Mathematical Modelers Understanding and Using Artificial Intelligence
Presented by:
Frank Wattenberg, Emeritus Professor of Mathematics, US Military Academy, West Point NY USA
https://qubeshub.org/community/groups/simiode/expo
Abstract: ChatGPT is the most recent and currently most in the news flavor of artificial intelligence. In this talk we will distinguish GPT (generative pre-trained transformer) and LLM (large language models) AI from algorithmic AI and from other forms of AI based on extremely large data sets. This talk focuses equally on two things: How we as modelers, mathematicians and mathematics educators at the ODE level can understand how GPT works and how we can use GPT to do and to teach mathematics and modeling.
The most visible aspect of ChatGPT is an illusion — talking with ChatCPT feels like talking with a flesh-and-blood human being. The extent to which this is an illusion depends as much on the nature of flesh-and-blood intelligence as on the nature of GPT intelligence. We are learning more about both. The work of Daniel Kahneman and his book Thinking, Fast and Slow is particularly helpful.
Like all scientific advances, GPT builds on other work. One important example is "word vectors." The Ars Technica article "A jargon-free explanation of how AI large language models work" is particularly helpful. Further, the recent article Forbes article "What is the best way to control today's AI?" is a wonderful article. As modelers, we know that how we represent the features of the real world in our models is crucial and representing words as vectors is particularly brilliant. We are all here today because of our passion for modeling and as educators at the ODE level. But, ODEs are only one modeling paradigm and this talk will argue that for most students the traditional ODE class should be replaced by linear algebra and more broadly inclusive modeling.
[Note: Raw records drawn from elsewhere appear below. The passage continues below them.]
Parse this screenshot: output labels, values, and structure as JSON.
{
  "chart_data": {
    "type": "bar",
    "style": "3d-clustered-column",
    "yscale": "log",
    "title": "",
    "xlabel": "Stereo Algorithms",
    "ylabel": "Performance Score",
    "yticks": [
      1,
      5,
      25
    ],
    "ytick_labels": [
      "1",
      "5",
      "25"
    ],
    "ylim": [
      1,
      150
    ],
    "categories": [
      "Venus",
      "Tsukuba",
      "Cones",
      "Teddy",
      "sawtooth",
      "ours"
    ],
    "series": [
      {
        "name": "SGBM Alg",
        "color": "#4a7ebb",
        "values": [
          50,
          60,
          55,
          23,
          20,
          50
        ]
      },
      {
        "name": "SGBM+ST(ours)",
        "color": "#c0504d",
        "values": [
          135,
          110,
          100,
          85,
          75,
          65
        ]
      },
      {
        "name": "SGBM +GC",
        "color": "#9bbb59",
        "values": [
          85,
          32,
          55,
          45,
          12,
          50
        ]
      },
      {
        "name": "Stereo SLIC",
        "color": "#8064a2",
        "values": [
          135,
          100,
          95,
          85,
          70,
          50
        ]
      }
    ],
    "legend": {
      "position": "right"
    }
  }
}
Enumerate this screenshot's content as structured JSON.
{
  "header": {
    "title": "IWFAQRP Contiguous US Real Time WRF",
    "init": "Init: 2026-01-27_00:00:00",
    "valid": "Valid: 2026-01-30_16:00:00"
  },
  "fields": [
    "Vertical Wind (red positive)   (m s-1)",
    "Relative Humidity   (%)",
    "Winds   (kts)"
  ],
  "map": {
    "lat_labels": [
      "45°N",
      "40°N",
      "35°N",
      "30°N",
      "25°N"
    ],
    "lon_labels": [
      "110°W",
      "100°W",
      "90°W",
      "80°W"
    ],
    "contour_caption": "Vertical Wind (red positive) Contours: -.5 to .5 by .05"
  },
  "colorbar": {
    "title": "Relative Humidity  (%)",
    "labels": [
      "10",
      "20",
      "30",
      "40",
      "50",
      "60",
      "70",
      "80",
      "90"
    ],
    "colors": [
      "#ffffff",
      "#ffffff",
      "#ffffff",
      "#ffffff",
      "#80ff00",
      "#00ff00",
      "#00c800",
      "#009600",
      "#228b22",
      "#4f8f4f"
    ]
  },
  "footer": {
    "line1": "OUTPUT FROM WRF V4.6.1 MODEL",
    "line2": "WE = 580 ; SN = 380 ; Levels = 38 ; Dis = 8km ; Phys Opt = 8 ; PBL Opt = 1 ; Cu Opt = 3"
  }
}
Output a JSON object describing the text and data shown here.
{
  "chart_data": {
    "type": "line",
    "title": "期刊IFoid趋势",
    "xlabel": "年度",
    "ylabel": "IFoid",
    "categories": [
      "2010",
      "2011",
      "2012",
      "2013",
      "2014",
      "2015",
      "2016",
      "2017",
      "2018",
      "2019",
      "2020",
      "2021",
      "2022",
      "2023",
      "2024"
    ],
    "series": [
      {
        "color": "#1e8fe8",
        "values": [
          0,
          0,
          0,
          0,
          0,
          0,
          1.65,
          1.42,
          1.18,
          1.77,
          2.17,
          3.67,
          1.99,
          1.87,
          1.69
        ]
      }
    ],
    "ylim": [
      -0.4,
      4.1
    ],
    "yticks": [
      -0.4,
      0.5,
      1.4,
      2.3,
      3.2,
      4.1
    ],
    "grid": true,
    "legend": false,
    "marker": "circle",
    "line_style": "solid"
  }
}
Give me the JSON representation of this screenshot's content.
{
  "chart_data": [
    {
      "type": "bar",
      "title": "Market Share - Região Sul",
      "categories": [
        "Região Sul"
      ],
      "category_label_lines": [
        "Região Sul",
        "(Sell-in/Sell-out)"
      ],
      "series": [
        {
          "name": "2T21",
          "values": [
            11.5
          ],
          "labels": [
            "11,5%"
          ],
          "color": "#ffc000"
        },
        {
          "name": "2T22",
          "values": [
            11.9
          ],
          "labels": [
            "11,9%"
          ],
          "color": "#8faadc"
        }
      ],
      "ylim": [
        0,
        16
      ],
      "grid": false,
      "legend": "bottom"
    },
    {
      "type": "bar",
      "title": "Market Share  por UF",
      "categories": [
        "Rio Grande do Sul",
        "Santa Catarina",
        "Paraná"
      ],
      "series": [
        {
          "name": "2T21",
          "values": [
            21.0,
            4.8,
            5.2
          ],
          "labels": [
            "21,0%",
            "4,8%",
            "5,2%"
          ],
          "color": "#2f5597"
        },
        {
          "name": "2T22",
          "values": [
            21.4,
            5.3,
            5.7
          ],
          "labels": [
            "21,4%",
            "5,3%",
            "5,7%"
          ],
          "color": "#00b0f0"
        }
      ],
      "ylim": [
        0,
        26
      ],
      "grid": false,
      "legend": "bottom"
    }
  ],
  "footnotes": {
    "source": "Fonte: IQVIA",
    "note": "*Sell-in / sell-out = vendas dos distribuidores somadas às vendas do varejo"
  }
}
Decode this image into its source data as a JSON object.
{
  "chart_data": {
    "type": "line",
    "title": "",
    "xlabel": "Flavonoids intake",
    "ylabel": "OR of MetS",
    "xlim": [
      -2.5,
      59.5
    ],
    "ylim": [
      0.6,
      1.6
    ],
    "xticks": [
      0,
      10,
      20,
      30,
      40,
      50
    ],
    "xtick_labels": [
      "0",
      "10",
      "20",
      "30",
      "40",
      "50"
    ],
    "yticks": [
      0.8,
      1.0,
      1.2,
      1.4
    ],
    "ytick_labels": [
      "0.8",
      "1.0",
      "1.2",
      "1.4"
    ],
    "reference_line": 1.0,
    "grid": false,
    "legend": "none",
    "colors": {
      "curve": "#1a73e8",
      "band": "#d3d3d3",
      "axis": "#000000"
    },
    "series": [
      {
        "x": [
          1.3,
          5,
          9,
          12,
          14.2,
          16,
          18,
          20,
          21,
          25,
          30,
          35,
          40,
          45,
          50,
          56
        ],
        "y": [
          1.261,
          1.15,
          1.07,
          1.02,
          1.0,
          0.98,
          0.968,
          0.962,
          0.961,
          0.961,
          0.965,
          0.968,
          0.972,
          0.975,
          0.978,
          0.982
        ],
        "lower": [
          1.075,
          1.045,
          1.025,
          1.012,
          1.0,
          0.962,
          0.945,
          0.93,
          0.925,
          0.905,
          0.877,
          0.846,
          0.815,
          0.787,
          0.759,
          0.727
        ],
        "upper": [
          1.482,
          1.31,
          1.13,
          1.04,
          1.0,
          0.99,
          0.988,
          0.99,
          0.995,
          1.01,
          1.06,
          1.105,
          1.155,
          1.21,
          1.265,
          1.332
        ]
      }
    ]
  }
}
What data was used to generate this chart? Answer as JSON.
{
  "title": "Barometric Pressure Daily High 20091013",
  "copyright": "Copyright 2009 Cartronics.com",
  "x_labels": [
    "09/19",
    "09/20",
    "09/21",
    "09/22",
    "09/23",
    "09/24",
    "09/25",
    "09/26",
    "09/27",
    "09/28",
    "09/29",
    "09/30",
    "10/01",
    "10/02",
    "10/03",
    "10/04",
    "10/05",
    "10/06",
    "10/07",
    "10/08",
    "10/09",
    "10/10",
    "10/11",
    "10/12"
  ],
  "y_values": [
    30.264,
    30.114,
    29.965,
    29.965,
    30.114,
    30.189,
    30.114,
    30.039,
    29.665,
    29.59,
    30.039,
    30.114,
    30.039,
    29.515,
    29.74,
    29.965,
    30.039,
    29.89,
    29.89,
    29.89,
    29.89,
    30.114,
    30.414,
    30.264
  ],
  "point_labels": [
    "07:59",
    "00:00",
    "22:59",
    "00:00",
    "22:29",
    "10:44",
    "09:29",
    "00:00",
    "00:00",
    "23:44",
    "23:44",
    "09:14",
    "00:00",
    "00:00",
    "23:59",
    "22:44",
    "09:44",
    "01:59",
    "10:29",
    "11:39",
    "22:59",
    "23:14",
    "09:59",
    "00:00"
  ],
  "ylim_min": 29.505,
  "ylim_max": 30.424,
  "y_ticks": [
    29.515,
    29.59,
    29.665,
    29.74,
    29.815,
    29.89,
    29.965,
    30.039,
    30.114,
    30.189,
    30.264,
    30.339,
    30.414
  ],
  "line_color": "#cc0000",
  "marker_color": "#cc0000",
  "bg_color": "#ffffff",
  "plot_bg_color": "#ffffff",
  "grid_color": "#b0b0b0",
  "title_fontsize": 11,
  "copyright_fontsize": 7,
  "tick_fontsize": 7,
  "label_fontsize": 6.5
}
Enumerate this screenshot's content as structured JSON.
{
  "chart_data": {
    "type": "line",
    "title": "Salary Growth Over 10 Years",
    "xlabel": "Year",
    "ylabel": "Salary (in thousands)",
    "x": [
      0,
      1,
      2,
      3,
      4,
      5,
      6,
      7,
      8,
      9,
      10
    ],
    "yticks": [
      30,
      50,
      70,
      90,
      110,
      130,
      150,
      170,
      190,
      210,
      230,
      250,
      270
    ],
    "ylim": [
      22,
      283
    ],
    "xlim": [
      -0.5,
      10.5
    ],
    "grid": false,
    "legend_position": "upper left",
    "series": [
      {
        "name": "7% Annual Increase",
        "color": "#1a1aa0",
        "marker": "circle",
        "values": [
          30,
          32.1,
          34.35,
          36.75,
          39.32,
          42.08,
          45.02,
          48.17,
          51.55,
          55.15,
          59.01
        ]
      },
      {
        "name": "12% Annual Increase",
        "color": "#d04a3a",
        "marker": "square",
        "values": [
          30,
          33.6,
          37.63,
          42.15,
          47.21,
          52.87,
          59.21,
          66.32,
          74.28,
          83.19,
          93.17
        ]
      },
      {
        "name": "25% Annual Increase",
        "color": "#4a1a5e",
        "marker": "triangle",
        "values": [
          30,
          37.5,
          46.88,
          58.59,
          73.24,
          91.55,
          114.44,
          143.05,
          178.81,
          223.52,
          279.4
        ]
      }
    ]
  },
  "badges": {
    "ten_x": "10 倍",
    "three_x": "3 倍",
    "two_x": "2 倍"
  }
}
The purpose of modeling is building understanding of the world in which we live and how we can change our world for the better. GPT builds in part on extremely large scale data analysis and like its predecessors and in stark contrast to algorithmic AI provides little or no understanding. Cathy O'Neil's popular book Weapons of Math Destruction is particularly helpful.
In short, this talk has three goals: Increasing our understanding of GPT, helping us use GPT effectively, and changing our mathematics courses at the undergraduate ODE level — both for math majors and for other majors. Words are just one form of modeling and writing-across-the-curriculum needs a new partner modeling-across-the-curriculum.
This is entirely optional but if you happen to have a pair of red-cyan 3D glasses please have them handy. These glasses are often packaged with 3D books.